Matrimoni civili: il Campidoglio cerca nuove sedi

Superare la vecchia delibera capitolina sui matrimoni e le unioni civili per restituire linfa ad un settore, quello del “wedding”, anche nella Capitale.

E’ questo l’obiettivo sul quale ha cominciato a lavorare

il Campidoglio e su cui, la commissione turismo, ha avviato una discussione.

“Vogliamo migliorare la fruizione della città, da parte delle coppie

che scelgono Roma per sposarsi” ha spiegato il presidente della commissione turismo Mariano Angelucci “ne ho parlato con

l’assessore Onorato e l’idea è quella di scrivere una nuova delibera,

che consenta di migliorare quanto previsto da quella approvata nel 2017″.

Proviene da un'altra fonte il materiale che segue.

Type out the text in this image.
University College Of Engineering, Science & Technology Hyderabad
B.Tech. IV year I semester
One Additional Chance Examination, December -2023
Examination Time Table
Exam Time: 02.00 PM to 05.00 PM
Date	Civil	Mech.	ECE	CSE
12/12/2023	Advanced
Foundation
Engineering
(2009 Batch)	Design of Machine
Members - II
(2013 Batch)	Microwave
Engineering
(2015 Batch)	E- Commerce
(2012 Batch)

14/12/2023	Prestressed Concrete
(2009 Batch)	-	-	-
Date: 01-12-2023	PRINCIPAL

LA SPIAGGIA DEGLI SPOSI DI OSTIA

Il vecchio atto, votato durante l’amministrazione di Virginia Raggi, prevedeva l’individuazione di nuovi luoghi per celebrare matrimoni

e unioni civili. Tra queste la “spiaggia degli sposi” di Ostia, sul lungomare Paolo Toscanelli. Una location a cui successivamente si è rinunciato “perché nessuno voleva sposarsi in una spiaggia degradata” ha commentato la consigliera Mariacristina Masi (FdI).

Una location però che andrebbe ripristinata perché, “una sede per matrimoni in una spiaggia della capitale potrebbe essere importante”

ha riconosciuto la stessa Masi, a patto che venga prima riqualificata. Condizione su cui è stato chiesto alla commissione turismo di lavorare.

ANGELUCCI:”VOGLIAMO SCRIVERE UNA NUOVA DELIBERA PER RILANCIARE IL SETTORE DEL WEDDING”

Ma non c’è solo la spiaggia di Ostia da ripristinare per rilanciare il settore del wedding. “Dobbiamo lavorare per realizzare una nuova delibera – ha spiegato Angelucci – che sappia cogliere le opportunità offerte da un settore che include anche gli alto spendenti, come avviene in altre regioni, individuando sedi dove svolgere sia la cerimonia che il ricevimento”. Anche perché notevoli sarebbero i benefici economici.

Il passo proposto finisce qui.